However taking your motorbike to your reliable mechanic or company's service station on a regular intervals is sufficient to maintain your bike in a pristine condition, but since you can't practice this religiously it is advisable to follow certain routines to keep your bike in a tip top condition.
In a series of "The Basic 5" today we are discussing 5 basic routines to maintain your bike on your own:

The engine oil for a bike is like "Blood" for human body, saying this I meant not to compare the anatomy of these two but to explain you the importance of the engine oil for an engine. The engine oil becomes further more important for 4- stroke engines as there is no 2T oil added in the petrol, therefore if there is lack of engine oil in the 4-stroke engine there is no additional lubrication system to support the engine as it is there in a 2-stroke engines, where we add 2T oil in the petrol to lubricate the piston.
If you ignore the engine oil either in quality or quantity, the result would be catastrophic for the engine of your bike. It is advisable to keep checking the level of engine oil in a regular interval, this you can do by removing the oil plug whereby there is a gauge attached to it.
Clean the gauge stick with the help of cloth and re-dip the gauge into the oil sump while standing your bike straight and stationary, when you take out the gauge you will see the oil on the gauge, if it is between the high and low mark on the gauge the oil level is just fine, if you observe the oil level little lower than the low mark then you need to top-up with the same grade of recommended engine oil.
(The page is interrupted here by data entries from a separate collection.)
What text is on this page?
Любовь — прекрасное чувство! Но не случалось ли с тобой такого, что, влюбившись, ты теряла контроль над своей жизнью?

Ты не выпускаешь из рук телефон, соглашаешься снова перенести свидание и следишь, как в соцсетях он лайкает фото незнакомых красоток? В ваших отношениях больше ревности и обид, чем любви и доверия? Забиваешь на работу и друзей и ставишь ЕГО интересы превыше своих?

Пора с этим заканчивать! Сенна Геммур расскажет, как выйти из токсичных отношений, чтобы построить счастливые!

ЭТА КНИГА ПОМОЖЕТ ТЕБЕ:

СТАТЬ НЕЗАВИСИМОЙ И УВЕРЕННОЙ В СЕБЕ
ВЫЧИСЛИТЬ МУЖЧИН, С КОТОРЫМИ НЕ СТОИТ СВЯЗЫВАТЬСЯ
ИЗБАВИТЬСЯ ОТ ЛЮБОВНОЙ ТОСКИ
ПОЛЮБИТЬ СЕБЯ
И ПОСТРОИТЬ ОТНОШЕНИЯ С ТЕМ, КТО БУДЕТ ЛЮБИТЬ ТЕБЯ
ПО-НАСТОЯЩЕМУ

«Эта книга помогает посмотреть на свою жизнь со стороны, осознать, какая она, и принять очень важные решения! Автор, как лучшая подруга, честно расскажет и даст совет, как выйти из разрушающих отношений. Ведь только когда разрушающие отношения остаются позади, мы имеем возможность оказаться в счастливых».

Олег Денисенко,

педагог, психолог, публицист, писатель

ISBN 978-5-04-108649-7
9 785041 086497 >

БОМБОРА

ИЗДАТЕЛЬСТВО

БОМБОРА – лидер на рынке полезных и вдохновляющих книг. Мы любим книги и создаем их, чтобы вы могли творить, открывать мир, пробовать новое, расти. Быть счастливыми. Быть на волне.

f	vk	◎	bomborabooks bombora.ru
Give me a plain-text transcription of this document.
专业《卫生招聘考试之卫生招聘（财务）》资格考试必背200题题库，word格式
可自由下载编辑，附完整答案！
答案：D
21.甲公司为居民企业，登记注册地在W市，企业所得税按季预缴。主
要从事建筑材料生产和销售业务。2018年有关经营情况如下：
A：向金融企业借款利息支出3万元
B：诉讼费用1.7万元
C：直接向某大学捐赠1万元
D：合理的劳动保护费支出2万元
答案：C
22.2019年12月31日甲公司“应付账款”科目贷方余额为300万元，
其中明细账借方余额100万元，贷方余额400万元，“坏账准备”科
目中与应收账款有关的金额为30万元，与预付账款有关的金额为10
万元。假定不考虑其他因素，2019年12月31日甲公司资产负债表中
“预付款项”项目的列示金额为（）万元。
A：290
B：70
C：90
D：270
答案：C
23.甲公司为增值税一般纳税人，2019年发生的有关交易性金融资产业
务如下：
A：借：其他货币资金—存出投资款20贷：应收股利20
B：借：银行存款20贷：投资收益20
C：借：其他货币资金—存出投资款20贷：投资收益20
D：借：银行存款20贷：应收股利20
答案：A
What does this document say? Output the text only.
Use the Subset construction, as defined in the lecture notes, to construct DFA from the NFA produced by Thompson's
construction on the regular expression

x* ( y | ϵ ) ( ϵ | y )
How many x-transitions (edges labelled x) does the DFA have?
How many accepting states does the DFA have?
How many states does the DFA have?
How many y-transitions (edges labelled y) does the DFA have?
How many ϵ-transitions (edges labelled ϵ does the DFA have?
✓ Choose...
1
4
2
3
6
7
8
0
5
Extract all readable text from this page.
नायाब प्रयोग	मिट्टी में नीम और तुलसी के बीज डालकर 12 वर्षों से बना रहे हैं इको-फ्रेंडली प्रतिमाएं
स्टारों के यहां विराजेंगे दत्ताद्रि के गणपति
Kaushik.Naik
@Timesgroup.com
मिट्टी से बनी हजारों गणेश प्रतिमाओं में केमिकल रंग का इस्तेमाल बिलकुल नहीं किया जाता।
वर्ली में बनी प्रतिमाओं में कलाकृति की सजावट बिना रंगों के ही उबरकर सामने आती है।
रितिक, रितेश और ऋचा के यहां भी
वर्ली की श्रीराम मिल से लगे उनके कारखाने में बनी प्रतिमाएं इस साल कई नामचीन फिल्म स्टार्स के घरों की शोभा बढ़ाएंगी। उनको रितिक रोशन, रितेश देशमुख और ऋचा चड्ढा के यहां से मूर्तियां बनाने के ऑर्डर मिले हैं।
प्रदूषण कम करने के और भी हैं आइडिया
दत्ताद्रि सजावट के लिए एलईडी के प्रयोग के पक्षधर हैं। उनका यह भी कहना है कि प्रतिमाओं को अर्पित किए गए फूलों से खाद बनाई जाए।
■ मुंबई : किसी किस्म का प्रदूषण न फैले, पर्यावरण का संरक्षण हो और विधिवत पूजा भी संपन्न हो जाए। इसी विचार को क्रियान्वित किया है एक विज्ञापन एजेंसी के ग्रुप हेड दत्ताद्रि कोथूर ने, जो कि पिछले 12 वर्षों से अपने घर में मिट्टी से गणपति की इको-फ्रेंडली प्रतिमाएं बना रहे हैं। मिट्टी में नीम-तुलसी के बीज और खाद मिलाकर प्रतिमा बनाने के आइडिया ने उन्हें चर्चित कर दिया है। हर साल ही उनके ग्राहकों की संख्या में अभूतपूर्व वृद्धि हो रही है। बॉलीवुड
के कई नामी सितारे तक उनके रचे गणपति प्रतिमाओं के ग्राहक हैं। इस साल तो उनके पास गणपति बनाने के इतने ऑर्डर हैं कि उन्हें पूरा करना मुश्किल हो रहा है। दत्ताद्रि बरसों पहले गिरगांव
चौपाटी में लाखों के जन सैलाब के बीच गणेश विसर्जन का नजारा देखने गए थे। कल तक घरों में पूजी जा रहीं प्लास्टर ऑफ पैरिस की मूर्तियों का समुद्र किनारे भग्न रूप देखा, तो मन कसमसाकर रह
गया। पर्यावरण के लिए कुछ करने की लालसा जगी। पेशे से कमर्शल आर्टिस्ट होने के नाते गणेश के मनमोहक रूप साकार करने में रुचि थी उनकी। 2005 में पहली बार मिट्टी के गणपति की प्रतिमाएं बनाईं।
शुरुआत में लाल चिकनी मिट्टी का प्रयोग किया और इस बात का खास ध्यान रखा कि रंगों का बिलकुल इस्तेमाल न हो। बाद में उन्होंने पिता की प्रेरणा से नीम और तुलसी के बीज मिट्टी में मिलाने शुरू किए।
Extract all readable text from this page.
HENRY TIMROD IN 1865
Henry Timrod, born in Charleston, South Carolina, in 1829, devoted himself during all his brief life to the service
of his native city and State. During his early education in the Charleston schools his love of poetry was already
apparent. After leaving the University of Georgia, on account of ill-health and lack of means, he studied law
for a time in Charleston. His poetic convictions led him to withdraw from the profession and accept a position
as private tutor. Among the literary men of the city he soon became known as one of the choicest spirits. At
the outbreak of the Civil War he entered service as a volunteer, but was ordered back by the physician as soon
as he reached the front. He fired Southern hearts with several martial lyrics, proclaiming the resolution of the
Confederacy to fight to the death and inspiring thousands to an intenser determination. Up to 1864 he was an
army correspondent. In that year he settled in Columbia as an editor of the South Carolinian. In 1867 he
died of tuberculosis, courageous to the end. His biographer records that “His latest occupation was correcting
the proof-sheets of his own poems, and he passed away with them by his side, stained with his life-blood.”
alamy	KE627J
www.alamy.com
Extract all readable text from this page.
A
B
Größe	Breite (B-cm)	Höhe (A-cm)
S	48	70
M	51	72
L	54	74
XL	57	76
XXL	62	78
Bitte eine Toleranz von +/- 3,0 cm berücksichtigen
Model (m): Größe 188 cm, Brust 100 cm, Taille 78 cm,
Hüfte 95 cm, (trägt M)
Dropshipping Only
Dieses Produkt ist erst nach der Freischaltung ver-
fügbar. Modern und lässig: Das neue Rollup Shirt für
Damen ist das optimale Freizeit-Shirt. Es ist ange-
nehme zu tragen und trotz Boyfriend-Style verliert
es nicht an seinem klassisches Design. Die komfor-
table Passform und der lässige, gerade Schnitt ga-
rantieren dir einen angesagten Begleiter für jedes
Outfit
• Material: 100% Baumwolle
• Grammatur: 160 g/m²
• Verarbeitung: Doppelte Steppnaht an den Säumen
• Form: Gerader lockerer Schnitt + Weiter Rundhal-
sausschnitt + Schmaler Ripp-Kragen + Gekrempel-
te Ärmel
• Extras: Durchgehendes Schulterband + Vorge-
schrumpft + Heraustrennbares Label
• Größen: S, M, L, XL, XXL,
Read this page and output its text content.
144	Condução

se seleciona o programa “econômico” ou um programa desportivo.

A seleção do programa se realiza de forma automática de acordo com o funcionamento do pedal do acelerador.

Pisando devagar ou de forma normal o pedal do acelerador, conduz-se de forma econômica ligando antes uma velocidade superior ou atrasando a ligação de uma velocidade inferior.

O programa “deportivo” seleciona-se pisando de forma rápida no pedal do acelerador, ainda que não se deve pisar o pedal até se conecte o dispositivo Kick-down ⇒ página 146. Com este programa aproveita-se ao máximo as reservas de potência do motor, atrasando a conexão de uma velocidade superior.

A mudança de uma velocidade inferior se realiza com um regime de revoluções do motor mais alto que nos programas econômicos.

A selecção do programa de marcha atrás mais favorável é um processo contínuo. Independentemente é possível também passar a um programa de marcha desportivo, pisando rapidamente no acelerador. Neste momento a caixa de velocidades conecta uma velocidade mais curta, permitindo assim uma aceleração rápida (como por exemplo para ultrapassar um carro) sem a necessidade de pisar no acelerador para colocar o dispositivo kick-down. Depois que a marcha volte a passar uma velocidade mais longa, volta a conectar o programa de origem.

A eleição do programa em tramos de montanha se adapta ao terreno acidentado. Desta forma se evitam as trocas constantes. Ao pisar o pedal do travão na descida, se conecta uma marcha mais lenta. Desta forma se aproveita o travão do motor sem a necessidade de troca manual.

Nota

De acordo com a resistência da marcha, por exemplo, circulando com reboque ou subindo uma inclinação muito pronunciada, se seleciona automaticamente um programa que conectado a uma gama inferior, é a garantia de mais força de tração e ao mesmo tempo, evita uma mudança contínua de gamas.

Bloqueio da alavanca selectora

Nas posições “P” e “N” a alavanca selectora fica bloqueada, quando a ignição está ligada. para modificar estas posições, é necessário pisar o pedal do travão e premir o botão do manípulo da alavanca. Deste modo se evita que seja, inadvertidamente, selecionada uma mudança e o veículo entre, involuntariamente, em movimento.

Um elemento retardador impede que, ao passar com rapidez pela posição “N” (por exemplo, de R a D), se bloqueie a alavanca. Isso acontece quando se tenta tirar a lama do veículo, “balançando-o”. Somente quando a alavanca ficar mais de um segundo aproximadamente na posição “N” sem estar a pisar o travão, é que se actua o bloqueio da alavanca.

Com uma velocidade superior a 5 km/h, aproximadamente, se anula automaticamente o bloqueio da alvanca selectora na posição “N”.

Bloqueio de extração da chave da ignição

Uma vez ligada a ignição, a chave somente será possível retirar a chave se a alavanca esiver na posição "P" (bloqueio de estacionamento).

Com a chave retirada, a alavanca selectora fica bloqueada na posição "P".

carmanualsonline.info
Changing the engine oil is not a rocket science, you can refer to the service manual of your bike or if you inspect minutely you can locate a big bolt just underneath your bike's engine or placed at the side, all you need to open it with proper wrench and by placing tray of some sort of tub to collect the drained oil. After removing the oil get that big bolt tight again and then open that same plug which was used to check the engine oil level and pour the recommended grade of engine oil into it. Start the bike and keep idling the engine for few minutes so that the oil reach-out to the every engine component, stop the engine and check the oil level one final time, if required top-up the level once again.
Spark Plug:

Where as the spark Plug is something that is not required to change frequently, you can refer to the owner's manual book where there must be specified when exactly it is required to change the spark plug. Generally it is 25000 Kms to 30000 Kms when you need to change a spark plug, but you can not only change it but also check the gap and clean the carbon deposited at the spark plug.
The spark plugs used in the 4- stroke bikes are usually have longer life than the spark plugs used in 2-stroke engines, the reason behind this is the use of 2T oil in the petrol in case of 2- stroke engines, where this 2T oil reaches directly to the spark plug through petrol and air mixture and unburnt oil gets deposited at the Spark plug resulting into the Foul plug.
The spark plug needs to be unscrewed and screwed very carefully as it is mounted on the head of the engine which is either made of aluminum or some sort of alloy and are vulnerable to be broken. It is advisable to screw the spark plug first by the hands and then tighten it further just quarter turn with the plug wrench.
Battery:

There are broadly two types of batteries available in the market, the little older bikes come with the conventional batteries which needs to be topped up with the distilled water when acid level gets lowered, while the latest bikes come with maintenance free dry type batteries.
The conventional battery needs to be carefully removed from the clamp and should be placed at the even surface to check the acid level, if the level is below minimum mark then the battery should be topped up with the distilled water to the appropriate level and it must be charged fully with the help of battery charger before placing back to the battery rack.
Whether it is the conventional battery or the modern dry battery, one reason is common for the discharge/ not charging the battery and it is the corrosion of the terminals. The terminal of the battery needs to be greased properly to avoid the corrosion which is responsible for not charging the battery.
One precaution should be taken prior dealing with the battery and that is never ever touch both the terminals together.
Chain Tension & Lubrication:

The chain needs to be cleaned and lubricated with the branded products available in the market. It should be done on the regular basis, never ever apply grease on the chain.
The incorrect chain tension is another important aspect related to the chain of motorcycle. There should be correct tension in the chain, it should neither be tight nor it should be loose. Generally the chain has a tendency of getting loose while running over a period of time. You can refer your owner's manual to adjust the chain tension.
The incorrect chain tension can result snatchy gear shift, rough ride, premature gearbox and sprocket wear and tear. It is recommended to tighten your chain while some payload on board preferably someone sitting on the rear seat as the chain has a tendency to get tightened when pillion on board.
Tyre Pressure:

The over-inflated tyre on the other hand also caused the poor handling and braking as the contact point of the tyre gets reduced with road.
There is specified pressure mentioned for different types of tyres for different bikes, you can either check those specified tyre pressure from the owner's manual or generally that information is mentioned on the the chain cover or the swing arm of your motorcycle.
Always remember to check the tyer pressure when the tyres are at the cold state to get the accurate pressure. The tyre pressure of your bike is tend to increase automatically in summer season as the air expands at high temperature this is the reason why it is recommended to check the tyre pressure when the tyre is at coldest possible state.